Here, we have constructed a wind-break so we can actually sit out behind our house on cold winter days and sun ourselves! And now that we are past the winter solstice, the sun is making good progress back up into the overhead sky from nearly below the horizon where it was a few weeks ago.

Even better than the longer days here, with more hours of sunlight and better moods, are the longer days in Seattle where I used to live and my children and grandchildren still live.

Once I did an art show called "Puget Sound Moods." It was part of a small exhibition for the opening of a tall, handsome new building for a business in Issaquah WA. I chose gouache paintings I had done during cold months and mounted them in dun colored mats and framed them in sort of pickled greenish-grey frames, which matched the colors of wintertime western Washington State.



North of Shilshoal, copyright SGH

One thing I loved about living there, was that people don't usually remark about the dreary weather. What they do remark about, at the supermarket or at work, is when there is a precious "beautiful day"; it's really wonderful --healthy --to hear positive words wafting about you as you do your day.

People there don't stay inside "because of the dreadful weather." They go out in it. They typically don't bother with umbrellas, but nearly everyone wears a raincoat for any cool day's outerwear, just as an everyday coat.
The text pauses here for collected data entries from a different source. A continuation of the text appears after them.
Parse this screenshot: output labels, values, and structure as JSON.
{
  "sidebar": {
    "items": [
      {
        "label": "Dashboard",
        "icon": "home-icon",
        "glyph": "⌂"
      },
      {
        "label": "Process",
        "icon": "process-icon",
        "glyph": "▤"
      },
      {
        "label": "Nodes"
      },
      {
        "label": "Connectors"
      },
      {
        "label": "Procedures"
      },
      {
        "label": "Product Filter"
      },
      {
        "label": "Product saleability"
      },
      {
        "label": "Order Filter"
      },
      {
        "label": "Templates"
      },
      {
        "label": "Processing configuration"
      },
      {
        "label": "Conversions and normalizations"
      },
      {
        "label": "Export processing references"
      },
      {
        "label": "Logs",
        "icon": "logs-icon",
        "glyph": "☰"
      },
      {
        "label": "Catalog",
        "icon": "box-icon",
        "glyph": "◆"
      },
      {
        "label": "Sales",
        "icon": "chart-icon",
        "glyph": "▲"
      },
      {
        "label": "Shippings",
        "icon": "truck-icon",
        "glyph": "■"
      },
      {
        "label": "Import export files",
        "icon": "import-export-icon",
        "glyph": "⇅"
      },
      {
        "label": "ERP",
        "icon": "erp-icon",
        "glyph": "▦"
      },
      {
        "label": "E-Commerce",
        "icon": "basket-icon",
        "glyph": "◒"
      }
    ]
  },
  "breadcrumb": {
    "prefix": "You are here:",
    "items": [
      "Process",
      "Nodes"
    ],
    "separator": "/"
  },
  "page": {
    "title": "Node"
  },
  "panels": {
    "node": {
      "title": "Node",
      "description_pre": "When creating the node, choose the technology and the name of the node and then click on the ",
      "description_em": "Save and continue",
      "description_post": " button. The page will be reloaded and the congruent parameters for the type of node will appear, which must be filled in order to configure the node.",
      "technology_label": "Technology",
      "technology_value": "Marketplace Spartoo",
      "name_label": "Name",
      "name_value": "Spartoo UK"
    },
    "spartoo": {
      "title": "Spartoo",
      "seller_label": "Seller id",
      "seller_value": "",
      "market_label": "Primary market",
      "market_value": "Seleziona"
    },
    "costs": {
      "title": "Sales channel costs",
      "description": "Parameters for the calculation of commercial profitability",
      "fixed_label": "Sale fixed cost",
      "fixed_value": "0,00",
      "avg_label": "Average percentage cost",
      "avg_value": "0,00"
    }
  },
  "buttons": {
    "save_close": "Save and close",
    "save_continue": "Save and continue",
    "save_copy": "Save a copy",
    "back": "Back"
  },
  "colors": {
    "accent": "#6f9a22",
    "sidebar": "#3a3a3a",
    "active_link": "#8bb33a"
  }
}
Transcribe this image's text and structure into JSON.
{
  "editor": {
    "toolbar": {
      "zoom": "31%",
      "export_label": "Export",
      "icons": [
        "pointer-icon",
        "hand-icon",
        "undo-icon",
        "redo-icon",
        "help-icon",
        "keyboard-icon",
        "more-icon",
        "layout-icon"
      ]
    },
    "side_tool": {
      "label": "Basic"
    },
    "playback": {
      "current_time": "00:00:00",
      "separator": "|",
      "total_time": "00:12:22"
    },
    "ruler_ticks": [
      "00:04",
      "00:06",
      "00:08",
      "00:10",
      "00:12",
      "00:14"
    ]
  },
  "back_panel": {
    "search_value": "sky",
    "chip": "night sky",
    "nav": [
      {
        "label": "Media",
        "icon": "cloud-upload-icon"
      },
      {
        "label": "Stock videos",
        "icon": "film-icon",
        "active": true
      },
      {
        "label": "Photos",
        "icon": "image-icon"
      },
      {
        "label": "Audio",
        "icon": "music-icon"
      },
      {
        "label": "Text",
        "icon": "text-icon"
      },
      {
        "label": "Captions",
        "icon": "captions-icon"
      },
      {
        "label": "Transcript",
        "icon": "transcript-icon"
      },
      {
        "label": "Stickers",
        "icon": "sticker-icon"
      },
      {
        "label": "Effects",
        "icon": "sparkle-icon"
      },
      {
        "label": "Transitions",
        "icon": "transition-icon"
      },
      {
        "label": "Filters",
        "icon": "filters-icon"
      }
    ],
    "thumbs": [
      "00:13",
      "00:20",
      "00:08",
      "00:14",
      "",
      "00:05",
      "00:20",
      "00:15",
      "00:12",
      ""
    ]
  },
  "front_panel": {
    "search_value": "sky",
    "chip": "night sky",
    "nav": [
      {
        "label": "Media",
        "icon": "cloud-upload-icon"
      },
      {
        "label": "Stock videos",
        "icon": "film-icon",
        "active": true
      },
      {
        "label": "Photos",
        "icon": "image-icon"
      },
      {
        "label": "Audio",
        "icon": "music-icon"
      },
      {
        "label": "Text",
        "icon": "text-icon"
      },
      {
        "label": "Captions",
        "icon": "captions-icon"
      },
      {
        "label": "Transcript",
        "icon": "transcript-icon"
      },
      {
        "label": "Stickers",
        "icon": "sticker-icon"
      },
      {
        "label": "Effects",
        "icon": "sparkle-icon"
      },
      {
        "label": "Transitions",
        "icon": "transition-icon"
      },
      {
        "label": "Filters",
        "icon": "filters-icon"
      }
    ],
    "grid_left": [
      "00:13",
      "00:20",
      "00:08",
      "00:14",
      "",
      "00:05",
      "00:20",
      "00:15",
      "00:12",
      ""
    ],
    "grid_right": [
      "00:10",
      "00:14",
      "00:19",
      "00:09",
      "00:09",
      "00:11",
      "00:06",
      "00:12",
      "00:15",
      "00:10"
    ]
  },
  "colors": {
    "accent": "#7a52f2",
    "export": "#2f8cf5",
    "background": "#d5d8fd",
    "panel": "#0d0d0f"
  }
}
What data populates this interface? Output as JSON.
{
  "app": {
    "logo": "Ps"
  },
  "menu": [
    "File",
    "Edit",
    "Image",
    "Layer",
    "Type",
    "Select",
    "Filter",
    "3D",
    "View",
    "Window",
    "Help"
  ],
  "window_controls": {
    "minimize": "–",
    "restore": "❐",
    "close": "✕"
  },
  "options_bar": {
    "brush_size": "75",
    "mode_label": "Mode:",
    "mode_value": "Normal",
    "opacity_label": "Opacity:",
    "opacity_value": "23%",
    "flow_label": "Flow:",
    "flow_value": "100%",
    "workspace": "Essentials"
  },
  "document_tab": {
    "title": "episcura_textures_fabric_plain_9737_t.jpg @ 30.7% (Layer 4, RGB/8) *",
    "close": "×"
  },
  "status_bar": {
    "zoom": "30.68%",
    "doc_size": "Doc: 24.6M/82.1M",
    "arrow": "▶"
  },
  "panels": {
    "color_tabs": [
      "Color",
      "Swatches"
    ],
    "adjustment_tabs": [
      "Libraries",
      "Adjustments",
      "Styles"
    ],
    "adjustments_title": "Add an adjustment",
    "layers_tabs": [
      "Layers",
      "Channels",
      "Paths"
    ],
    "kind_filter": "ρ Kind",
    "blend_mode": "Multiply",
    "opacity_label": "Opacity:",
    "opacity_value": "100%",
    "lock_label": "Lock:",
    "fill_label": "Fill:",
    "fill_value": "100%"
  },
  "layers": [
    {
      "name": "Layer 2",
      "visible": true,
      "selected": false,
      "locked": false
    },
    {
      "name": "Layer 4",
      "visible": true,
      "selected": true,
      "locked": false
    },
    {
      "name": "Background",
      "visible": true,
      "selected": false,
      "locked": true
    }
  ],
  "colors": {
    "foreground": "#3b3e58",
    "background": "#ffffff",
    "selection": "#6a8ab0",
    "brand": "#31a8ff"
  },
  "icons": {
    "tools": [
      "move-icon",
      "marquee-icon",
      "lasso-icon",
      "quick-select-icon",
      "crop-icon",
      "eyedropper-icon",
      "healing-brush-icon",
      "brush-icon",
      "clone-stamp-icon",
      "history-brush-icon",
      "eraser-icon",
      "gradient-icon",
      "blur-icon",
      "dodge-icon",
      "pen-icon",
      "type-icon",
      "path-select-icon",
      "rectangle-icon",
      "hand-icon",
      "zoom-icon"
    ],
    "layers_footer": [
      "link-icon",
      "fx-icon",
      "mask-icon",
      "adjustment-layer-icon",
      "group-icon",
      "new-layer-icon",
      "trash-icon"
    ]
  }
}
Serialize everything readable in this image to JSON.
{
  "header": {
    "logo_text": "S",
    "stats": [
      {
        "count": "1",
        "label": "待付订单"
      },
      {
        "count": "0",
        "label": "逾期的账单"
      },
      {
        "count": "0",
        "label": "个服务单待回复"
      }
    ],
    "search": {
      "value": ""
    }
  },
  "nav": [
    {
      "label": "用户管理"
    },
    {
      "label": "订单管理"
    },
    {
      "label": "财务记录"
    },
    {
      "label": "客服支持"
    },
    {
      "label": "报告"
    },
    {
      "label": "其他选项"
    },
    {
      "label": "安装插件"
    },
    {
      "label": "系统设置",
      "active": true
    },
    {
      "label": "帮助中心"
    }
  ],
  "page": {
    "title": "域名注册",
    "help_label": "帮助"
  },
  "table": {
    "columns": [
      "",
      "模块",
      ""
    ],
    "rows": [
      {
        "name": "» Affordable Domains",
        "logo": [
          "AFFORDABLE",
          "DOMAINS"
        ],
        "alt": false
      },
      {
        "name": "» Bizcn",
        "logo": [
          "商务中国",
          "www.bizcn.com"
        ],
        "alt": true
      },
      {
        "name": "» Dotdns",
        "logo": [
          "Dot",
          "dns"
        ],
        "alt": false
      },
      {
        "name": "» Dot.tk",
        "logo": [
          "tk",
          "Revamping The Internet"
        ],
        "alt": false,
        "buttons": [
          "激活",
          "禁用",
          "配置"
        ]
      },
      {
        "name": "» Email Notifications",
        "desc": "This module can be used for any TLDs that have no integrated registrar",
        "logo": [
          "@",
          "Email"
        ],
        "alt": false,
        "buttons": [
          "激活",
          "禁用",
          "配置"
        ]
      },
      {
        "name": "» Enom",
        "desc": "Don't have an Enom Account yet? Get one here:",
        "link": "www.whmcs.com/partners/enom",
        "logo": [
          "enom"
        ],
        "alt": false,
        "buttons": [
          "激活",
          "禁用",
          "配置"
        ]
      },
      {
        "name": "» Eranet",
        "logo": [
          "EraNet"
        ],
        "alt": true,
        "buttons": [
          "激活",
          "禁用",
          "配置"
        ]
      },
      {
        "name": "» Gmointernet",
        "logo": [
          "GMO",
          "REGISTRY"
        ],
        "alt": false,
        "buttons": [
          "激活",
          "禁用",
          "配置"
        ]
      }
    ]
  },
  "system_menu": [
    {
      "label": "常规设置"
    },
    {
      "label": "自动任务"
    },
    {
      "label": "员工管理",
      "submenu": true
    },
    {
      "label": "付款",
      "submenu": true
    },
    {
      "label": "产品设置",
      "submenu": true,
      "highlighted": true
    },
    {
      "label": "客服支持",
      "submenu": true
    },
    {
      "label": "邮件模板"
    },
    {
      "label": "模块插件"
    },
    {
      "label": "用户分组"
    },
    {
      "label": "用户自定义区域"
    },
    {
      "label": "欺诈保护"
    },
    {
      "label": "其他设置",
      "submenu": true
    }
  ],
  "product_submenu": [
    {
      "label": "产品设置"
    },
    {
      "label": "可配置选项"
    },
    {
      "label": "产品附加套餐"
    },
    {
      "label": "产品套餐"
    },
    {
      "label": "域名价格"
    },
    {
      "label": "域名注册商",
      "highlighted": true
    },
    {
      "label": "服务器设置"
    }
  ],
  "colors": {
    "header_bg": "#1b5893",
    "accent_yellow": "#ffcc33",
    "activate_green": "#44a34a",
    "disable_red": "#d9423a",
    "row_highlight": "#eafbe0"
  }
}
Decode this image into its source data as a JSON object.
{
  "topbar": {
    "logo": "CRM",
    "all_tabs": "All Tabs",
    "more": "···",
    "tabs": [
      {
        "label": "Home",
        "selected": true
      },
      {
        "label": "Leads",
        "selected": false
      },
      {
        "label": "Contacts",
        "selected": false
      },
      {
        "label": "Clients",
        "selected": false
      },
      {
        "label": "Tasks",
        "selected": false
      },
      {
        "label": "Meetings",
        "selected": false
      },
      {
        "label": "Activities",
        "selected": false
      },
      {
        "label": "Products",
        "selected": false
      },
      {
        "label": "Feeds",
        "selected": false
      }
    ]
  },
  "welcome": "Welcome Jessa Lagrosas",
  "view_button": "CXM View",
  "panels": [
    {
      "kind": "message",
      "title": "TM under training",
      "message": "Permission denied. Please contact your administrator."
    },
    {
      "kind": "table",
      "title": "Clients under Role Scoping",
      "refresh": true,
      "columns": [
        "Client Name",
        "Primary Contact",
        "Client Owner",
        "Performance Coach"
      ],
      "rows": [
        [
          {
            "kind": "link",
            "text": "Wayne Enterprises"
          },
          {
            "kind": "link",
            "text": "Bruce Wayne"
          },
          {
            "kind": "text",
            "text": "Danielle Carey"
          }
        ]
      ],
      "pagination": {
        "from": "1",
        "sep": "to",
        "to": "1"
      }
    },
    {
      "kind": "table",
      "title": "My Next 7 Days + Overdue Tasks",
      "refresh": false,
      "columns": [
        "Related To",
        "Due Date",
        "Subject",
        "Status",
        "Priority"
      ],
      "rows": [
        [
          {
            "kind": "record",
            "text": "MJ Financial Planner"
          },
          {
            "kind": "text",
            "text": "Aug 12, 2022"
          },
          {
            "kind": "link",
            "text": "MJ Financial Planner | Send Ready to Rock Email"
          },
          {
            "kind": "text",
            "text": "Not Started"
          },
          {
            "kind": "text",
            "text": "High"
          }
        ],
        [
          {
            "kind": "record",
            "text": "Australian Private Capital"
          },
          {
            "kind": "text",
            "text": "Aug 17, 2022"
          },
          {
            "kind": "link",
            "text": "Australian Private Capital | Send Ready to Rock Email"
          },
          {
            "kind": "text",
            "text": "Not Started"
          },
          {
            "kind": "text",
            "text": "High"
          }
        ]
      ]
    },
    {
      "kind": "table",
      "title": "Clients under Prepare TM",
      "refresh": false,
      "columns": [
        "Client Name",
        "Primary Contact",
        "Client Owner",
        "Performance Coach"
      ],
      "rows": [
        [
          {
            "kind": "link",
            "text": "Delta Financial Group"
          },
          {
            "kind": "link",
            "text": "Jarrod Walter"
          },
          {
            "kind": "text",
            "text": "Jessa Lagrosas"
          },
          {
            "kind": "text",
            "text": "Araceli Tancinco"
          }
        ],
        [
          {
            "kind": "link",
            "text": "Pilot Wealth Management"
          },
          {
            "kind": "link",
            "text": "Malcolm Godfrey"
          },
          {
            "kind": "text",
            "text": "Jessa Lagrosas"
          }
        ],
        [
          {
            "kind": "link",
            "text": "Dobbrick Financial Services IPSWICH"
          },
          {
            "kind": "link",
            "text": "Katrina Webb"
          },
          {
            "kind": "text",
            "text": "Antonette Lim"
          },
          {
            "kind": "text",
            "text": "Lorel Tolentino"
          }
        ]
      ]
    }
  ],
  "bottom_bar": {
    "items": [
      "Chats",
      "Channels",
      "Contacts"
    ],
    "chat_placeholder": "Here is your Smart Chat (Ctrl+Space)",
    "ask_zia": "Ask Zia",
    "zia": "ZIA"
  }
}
My young children (as doubtless now do their young children) were apt go out in wet weather hatless and almost certainly without boots. Normal. I remember soccer games on the back yard where muddy little boys slid and made infuriatingly long glistening tracks in my lawn. On their way in to the kitchen to slake voracious appetites, they would shed their shirts and pants in the carport. And...they would put them back on and go out again!

Once the neighborhood boys set up a long strip of black visquine plastic sheeting that ran from the top to the bottom of the sloped back yard and spent a rainy day sliding happily down it like a water slide. They used the hose to make the sliding more fun.

In Issaquah, where we lived, the "rain" in the moist shadow of Tiger Mountain is more like mist that just sifts down like manna. It's really not at all unpleasant. But there is a lack of light, and it is longer and more pronounced than we have here in the lower latitudes; in December, at the bottom of the year, it gets dark at about four pm and doesn't get light until about 10 am the next day. That is DARK.

Some time in March, Puget Sound yawns and wakes from its deepest moodiness. The bulbs by then are studding the landscape like easter eggs and some of the early flowering trees are pinking up.

By the end of July, there will be a stretch that folks keep sort of quiet about, lest too many people flock in from other states. It's the stretch between late July and the end of September when there is nothing but glittering brilliance that glitters over the waters of the Sound and the pretty lakes. Mount Rainier sits proudly to the southeast and pretends that it has always been there.

Dozens of people tell you every day how beautiful the weather is and how lucky a person is to live in the Pacific Northwest. And you agree.